2. Die Entscheidung des LG Kiel
Das LG Kiel bejahte den Anspruch der Klägerin wegen einer Persönlichkeitsrechtsverletzung analog § 1004 BGB in Verbindung mit Art. 19 Abs. 3 GG.
Zwar schütze § 1004 BGB nur das Eigentum. Eine juristische Person können sich aber auf den Ehrenschutz durch das allgemeine Persönlichkeitsrecht berufen. Geschützt sei über Art. 2 Abs. 1, Art. 1 Abs. 1 in Verbindung mit Art. 19 Abs. 3 GG auch der soziale Geltungsbereich eines Wirtschaftsunternehmen.
Die Klägerin sei auch in ihrem äußerungsrechtlichem Schutzbereich ihres Unternehmenspersönlichkeitsrechts betroffen.

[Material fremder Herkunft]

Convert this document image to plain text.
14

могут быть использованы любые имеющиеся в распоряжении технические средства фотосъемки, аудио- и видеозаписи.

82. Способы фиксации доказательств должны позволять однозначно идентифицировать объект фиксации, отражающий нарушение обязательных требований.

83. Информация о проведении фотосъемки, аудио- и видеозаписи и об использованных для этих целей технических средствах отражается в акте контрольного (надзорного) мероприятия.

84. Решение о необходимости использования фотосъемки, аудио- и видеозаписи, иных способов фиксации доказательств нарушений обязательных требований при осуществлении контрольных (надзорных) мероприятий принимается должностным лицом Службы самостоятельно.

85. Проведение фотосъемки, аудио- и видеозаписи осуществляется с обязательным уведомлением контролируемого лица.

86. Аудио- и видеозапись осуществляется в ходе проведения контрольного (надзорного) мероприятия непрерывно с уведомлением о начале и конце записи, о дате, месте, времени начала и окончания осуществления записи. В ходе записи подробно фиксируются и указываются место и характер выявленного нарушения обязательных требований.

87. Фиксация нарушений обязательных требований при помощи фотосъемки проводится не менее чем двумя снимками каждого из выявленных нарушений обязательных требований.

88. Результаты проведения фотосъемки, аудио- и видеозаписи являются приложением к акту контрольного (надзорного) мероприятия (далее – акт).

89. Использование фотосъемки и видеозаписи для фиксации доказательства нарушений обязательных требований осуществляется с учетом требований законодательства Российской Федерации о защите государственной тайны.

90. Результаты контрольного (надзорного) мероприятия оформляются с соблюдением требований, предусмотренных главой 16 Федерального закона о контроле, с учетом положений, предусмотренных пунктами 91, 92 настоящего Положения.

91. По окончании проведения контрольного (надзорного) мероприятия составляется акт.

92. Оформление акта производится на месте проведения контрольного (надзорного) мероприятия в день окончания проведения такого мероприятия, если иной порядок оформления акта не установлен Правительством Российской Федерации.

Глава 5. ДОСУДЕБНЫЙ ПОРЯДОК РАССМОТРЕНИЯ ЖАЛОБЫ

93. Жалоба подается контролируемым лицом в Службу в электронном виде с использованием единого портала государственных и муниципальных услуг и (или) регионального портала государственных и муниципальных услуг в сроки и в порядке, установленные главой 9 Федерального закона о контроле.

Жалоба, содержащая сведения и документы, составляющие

Die Behauptung, die Löschung wegen Vermögenslosigkeit sei beabsichtigt, wirke sich negativ auf das Ansehen in der Öffentlichkeit und ihre Kreditwürdigkeit aus. Der Eingriff sei zudem rechtswidrig erfolgt. Die Beklagte könne sich -was sie selbst wohl auch nicht tat- nicht auf das Recht auf freie Meinungsäußerung berufen, da es sich vorliegend um eine unwahre Tatsachenbehauptung und keine bloße Meinung gehandelt habe. Die Information sei schließlich dem Beweis zugänglich und darüber hinaus unstreitig falsch. Die Beklagte sei vorliegend auch nicht mit einer bloße Suchmaschinenbetreiberin vergleichbar. Sie habe vielmehr durch die Verarbeitung und die Veröffentlichung der KI-generierten Inhalte verantwortlich einen eigenen Inhalt veröffentlicht.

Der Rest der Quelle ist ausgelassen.